Nowadays, data is produced and collected everywhere in our daily life leading to a massive amount of information generated every second. However, a significant portion of such information is only useful or valid for a certain time or simply too large to be stored for later processing. Batch processing platforms like Hadoop MapReduce do not fit these needs of incremental processing of continuous data streams. Therefore, modern big data processing engines combine the scalability of distributed architectures with the one-pass semantics of traditional stream engines.
In this talk, we give a survey of the current state of the art in scalable stream processing from a user perspective.
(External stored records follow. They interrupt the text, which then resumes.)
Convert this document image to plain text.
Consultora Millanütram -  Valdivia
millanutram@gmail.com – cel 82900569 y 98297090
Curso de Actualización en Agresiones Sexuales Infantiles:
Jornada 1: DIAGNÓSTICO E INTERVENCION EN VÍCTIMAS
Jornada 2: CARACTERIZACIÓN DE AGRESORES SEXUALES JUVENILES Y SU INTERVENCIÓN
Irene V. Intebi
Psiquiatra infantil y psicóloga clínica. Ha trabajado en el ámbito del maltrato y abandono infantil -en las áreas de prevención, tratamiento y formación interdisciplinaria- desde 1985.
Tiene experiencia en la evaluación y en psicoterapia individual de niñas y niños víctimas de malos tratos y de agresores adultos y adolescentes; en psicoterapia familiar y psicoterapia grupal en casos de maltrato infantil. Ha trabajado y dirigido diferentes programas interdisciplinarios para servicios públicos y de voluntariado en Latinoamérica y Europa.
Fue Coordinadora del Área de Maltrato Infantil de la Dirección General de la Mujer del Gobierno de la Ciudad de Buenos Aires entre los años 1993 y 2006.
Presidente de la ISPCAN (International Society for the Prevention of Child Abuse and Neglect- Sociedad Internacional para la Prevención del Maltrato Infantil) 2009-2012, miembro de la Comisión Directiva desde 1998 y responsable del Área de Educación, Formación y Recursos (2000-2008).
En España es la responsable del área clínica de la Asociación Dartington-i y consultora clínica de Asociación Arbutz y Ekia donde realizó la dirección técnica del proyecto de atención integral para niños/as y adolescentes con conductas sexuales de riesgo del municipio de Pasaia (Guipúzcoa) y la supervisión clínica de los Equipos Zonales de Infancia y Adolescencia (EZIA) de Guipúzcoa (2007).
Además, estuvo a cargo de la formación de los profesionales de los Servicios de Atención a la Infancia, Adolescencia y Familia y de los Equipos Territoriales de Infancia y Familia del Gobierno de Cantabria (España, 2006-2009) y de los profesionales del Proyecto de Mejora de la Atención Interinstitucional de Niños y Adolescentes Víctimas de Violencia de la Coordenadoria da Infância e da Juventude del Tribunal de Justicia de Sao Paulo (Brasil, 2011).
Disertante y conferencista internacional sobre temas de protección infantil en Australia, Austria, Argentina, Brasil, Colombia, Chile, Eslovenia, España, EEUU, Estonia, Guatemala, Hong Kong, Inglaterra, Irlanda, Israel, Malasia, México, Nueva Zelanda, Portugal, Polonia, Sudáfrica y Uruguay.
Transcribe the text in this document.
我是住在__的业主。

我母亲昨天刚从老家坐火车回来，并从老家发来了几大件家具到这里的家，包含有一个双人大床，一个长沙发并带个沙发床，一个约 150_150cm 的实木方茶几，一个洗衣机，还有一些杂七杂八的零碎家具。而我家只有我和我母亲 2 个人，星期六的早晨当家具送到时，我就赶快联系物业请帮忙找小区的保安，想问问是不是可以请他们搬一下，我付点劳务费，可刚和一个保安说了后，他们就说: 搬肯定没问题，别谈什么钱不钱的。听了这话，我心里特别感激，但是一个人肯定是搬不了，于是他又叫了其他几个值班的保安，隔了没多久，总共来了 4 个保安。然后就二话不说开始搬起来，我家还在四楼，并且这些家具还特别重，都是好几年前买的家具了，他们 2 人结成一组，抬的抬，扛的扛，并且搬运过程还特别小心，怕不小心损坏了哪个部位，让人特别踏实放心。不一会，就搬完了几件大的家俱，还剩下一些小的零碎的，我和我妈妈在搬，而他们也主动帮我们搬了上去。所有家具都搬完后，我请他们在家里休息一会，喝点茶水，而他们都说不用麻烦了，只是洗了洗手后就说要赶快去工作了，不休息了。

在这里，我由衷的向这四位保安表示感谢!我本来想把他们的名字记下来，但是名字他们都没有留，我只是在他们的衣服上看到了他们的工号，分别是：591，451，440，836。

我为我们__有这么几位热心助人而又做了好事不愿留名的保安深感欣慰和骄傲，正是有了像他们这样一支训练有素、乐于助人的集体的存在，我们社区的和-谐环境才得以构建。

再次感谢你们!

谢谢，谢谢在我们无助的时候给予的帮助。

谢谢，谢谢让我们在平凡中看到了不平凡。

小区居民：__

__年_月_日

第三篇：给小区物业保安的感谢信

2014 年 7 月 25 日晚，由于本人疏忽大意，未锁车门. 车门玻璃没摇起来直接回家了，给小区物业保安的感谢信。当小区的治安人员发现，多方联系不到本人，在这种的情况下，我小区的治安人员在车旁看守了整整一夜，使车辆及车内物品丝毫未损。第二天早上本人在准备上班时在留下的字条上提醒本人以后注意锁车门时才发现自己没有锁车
We examine and describe architectures, execution models, and programming interfaces of the most prominent platforms, relate them to the state of the art in traditional stream processing and discuss challenges and limitations.
Kai-Uwe Sattler heads the Database and Information Systems group at the Faculty of Computer Science and Automation of the Technische Universität (TU) Ilmenau. He received his Diploma (M.Sc.) in Computer Science from the University of Magdeburg, Germany. In 1998, he received his Ph.D. in Computer Science (magna cum laude) from the same university. From 1998 to September 2003 he was a member of the Database research group (head: Prof. Gunter Saake) at the University of Magdeburg. From October 2001 until March 2002, he worked as a visiting assistant professor at the UC Davis, U.S.A. In June 2003, he received his Habilitation (venia legendi) in Computer Science from the University Magdeburg. He joined the Department of Computer Science and Automation of the TU Ilmenau in October 2003 as Professor.
Currently, he serves as the Dean of the department. His research interests include query processing techniques, data management on modern hardware as well as data stream processing and analytics.